Ya he puesto un pie en un peldaño, pero me paro, qué remedio.
—A Blanca le van los de licor. Su padre, que es un gracioso, quiso gastar una broma y ya ves.
—Ah —digo—. Bueno, hasta luego.
Tiro para arriba.
Media hora más tarde, horror, suena el timbre.
Esta vez la vecina ha subido sola. Mejor. O peor, no sé.
Sí, peor, porque me pide, ahora más en serio que el otro día, si puedo quedarme de vez en cuando con la cría. Alucino.
—Le caes bien —me dice, como si eso importara algo—. Y, bueno, ya sabes, antes le gustaba subir… Y, bueno, le gustaría seguir jugando…
¿JUGAR? ¿A qué?
La cría tenía razón el otro día. No me entero de una mierda.
¿A qué cojones quiere que juegue un tipo como yo con una niña? ¿Con muñecas? ¿Con videojuegos? La vecina está zumbada. Lo sabía, claro que lo sabía, de atar, será todo lo que quiera, la presidenta de la comunidad con sus notas, y sus avisos y sus recomendaciones, pero está como una puta regadera…
En fin, hoy no estoy pedo ni resacoso, pero es verdad, no me entero, porque la vecina, bien plantada en el rellano, con los vaqueros ajustados de antes y una sudadera de cremallera y, bueno, cómo decirlo, y una camiseta de tirantes demasiado tirante, para qué negar lo evidente, lo uno no quita lo otro, me cuenta que mi padre era casi un abuelo para Blanca, que Blanca subía casi a diario, y que ella, si sobraba un filete empanado o un plato de macarrones o lo que fuera se lo subían a mi padre, y que él correspondía, que era muy generoso, eso me dice, y que qué pena que falleciera tu hermano, también él quería mucho a Blanca y se acordaba de ella cuando visitaba a tu padre. Mi hermano compraba chuches a la cría, eso dice, chuches. Alucino. Y la tía mientras tanto sigue largando. Que eso, que mi Blanca es como si hubiera perdido a un tío y a un abuelo, aunque tu padre no haya fallecido aún, perdona. Que me da corte decírtelo, Leo, pero que cuando pase todo esto y se pueda ir a las residencias nos gustará ver a tu padre, y que Blanca irá con su tablero, claro, porque echa mucho de menos jugar con él, y ya sabes, ahora se pasa el día viendo la tele o con sus libros, sabe entretenerse sola, no le queda otra, pero si de vez en cuando QUIERES JUGAR CON ELLA pues estaría genial.
—¿Jugar yo? ¿Pero a qué? —acabo diciendo.

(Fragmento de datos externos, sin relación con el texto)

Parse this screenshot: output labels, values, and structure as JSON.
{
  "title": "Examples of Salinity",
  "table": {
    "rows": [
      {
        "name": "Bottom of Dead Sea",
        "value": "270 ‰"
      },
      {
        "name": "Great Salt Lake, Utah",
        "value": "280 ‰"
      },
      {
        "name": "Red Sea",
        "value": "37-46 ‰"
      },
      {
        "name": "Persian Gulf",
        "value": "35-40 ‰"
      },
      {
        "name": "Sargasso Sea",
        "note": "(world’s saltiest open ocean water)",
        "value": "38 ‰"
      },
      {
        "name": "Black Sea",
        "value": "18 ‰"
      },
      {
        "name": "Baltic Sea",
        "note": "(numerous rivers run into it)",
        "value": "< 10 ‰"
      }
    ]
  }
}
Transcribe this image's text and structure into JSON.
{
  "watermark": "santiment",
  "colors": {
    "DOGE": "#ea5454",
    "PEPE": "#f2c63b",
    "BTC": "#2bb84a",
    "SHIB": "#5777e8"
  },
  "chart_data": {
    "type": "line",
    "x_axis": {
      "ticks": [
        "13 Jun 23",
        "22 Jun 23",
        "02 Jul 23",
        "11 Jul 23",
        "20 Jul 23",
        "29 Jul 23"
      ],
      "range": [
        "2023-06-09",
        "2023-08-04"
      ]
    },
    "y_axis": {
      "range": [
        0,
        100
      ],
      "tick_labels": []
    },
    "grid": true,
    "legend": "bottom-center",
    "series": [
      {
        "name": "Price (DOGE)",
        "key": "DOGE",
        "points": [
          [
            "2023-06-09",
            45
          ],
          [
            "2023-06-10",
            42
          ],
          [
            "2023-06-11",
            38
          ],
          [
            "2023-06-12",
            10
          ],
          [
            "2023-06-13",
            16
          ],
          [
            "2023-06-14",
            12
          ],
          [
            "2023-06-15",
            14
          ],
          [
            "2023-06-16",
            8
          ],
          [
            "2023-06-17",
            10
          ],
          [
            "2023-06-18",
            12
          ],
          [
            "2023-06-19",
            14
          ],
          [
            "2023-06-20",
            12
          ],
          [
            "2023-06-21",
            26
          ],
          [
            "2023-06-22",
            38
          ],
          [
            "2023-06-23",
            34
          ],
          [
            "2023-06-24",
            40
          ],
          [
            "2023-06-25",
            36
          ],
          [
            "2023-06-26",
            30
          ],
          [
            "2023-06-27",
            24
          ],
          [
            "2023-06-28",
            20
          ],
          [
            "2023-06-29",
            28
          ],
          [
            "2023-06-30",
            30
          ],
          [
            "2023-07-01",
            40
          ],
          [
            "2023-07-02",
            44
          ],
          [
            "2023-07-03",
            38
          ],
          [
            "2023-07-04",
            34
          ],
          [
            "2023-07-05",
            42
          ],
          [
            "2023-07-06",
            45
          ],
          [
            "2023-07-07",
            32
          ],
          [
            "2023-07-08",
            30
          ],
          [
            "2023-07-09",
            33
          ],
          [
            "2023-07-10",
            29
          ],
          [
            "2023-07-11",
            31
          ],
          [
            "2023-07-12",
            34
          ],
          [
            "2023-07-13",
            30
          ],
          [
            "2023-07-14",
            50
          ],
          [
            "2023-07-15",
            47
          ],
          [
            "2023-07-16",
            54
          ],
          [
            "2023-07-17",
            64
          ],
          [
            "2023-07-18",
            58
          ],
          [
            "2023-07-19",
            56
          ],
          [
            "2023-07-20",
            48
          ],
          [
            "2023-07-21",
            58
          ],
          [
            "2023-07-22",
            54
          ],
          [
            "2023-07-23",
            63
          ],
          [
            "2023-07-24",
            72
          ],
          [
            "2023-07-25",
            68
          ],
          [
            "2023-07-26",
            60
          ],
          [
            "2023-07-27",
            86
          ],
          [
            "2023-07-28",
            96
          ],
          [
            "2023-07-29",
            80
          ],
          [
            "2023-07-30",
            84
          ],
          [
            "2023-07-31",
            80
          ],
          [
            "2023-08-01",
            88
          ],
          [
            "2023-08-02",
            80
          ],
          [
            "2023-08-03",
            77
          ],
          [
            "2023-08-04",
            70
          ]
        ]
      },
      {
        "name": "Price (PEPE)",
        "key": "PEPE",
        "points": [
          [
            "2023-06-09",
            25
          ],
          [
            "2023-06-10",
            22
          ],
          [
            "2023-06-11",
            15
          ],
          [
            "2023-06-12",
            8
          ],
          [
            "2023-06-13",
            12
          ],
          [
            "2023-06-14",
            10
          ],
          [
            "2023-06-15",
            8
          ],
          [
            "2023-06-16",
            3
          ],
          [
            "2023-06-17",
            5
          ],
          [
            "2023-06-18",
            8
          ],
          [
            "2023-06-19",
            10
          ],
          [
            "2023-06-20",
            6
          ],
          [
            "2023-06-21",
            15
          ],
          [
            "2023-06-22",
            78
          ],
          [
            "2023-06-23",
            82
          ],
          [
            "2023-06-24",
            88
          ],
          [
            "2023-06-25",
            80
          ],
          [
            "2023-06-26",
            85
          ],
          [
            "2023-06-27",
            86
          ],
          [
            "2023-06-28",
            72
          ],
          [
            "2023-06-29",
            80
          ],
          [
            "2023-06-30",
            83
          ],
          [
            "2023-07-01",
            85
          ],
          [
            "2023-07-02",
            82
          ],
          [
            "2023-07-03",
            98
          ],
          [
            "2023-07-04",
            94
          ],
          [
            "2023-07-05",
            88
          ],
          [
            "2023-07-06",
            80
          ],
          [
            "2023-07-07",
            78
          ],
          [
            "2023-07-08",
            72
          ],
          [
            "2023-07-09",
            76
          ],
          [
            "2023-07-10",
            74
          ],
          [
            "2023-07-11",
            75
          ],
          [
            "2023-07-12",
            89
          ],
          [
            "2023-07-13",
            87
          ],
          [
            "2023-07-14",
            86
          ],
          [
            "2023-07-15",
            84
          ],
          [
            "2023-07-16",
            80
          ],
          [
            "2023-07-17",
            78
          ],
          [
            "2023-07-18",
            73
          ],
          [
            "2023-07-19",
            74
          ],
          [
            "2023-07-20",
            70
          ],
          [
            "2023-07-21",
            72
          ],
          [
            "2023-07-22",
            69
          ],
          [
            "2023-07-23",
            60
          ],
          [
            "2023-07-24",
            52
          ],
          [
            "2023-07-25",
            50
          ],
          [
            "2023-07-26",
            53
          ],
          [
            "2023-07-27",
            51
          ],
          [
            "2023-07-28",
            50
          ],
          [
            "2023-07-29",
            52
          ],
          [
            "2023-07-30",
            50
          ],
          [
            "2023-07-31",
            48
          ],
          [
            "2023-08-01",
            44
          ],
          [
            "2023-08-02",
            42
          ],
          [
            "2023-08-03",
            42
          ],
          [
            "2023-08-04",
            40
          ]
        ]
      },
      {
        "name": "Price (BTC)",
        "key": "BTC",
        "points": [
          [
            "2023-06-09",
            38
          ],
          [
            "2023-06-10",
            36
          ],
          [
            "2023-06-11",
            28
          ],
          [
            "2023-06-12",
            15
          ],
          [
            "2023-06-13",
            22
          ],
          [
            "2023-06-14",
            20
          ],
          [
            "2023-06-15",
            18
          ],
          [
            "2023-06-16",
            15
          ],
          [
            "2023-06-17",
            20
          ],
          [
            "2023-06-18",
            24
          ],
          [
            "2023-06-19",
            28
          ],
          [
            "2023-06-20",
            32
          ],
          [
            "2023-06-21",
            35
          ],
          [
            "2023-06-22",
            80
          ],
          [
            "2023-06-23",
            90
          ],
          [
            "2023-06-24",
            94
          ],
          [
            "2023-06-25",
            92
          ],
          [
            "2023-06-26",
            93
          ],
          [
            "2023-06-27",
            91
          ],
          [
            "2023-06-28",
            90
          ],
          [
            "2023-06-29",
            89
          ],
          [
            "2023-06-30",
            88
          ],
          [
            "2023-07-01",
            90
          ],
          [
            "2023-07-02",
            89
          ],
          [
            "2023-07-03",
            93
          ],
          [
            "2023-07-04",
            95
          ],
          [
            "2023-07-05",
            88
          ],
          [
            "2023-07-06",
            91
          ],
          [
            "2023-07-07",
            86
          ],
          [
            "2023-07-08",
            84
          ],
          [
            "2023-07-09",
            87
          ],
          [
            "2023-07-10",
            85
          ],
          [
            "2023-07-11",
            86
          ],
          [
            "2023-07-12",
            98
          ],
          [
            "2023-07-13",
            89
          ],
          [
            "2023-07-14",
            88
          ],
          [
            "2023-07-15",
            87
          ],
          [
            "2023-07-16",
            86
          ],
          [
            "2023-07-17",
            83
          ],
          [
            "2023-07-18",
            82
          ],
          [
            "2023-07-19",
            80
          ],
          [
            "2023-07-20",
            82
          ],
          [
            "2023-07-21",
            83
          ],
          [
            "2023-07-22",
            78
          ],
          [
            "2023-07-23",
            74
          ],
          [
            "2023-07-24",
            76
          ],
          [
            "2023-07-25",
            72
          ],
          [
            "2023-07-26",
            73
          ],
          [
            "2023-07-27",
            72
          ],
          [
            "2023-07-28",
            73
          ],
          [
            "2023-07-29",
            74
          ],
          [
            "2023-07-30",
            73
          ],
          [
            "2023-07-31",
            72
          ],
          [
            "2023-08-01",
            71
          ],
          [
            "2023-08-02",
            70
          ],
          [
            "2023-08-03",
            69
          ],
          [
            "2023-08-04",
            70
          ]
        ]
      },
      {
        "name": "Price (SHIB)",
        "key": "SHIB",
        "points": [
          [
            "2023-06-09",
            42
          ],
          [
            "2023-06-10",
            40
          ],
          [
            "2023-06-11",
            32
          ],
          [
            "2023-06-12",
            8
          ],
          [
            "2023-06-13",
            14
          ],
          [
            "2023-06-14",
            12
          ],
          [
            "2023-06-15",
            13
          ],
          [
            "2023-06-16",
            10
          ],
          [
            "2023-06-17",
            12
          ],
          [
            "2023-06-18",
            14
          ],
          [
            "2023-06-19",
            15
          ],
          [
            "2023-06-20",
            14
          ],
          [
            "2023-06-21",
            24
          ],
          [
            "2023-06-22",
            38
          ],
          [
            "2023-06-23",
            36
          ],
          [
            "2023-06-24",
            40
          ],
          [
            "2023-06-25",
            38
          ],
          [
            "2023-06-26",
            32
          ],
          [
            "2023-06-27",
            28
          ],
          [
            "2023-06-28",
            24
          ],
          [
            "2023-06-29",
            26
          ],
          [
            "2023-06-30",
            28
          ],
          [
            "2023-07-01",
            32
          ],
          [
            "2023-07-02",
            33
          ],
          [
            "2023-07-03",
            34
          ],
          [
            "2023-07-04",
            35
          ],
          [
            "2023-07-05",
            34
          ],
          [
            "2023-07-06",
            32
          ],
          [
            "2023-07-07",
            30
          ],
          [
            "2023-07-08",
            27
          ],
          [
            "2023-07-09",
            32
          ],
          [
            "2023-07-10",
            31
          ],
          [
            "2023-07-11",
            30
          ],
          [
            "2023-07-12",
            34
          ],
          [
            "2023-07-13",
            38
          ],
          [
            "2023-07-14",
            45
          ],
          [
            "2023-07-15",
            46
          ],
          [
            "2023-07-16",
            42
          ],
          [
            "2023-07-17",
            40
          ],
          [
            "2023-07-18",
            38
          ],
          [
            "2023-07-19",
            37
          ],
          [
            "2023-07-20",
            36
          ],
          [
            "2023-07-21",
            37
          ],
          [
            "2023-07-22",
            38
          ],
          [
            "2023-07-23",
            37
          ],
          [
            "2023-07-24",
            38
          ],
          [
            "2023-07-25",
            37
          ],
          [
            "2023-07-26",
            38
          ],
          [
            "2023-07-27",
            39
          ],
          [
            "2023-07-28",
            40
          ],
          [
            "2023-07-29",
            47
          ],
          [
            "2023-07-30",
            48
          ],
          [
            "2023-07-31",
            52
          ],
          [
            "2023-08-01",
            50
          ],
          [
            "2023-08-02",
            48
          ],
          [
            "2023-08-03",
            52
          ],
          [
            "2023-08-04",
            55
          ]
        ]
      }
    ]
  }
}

—¿A qué va a ser? Al AJEDREZ.
Me quedo en blanco.
—Ah…
—Tu padre hablaba mucho de ti. Le contó a Blanca lo tuyo.
—¿Lo mío?
No, no me entero de nada.
—Que fuiste un niño PRODIGIO. Que con diez años ya…
—Sí —digo, como si supiera algo, para cortarla.
Ese Leo ya no existe.
Desde los diecisiete no existe.
No existe Leo ni existe el ajedrez, no sé qué cojones hacía mi padre hablando de ese Leo a una niña.
Pero la vecina no calla. Va a saco con lo que tiene entre ceja y ceja. Como siempre.
—… Tu padre le puso hasta partidas tuyas. Tú contra mucha gente a la vez, y contra un ruso creo que muy famoso. Yo no entiendo, pero tuve que ayudarle con el vídeo. A estas alturas usar un VHS es algo como de Atapuerca, ¿no te parece?
—Sí…
No sé qué decir ni por dónde salir.
—Bueno, pues eso. No me enrollo más. Piénsatelo, ¿vale?
—Vale, digo.
Cierro la puerta y cojo la caja de bombones, desde que la dejé el otro día encima del radiador de la entrada no se había movido de allí, y voy a la cocina y la entierro en el cubo de la basura y saco una litrona del frigo y me pongo a ver la tele.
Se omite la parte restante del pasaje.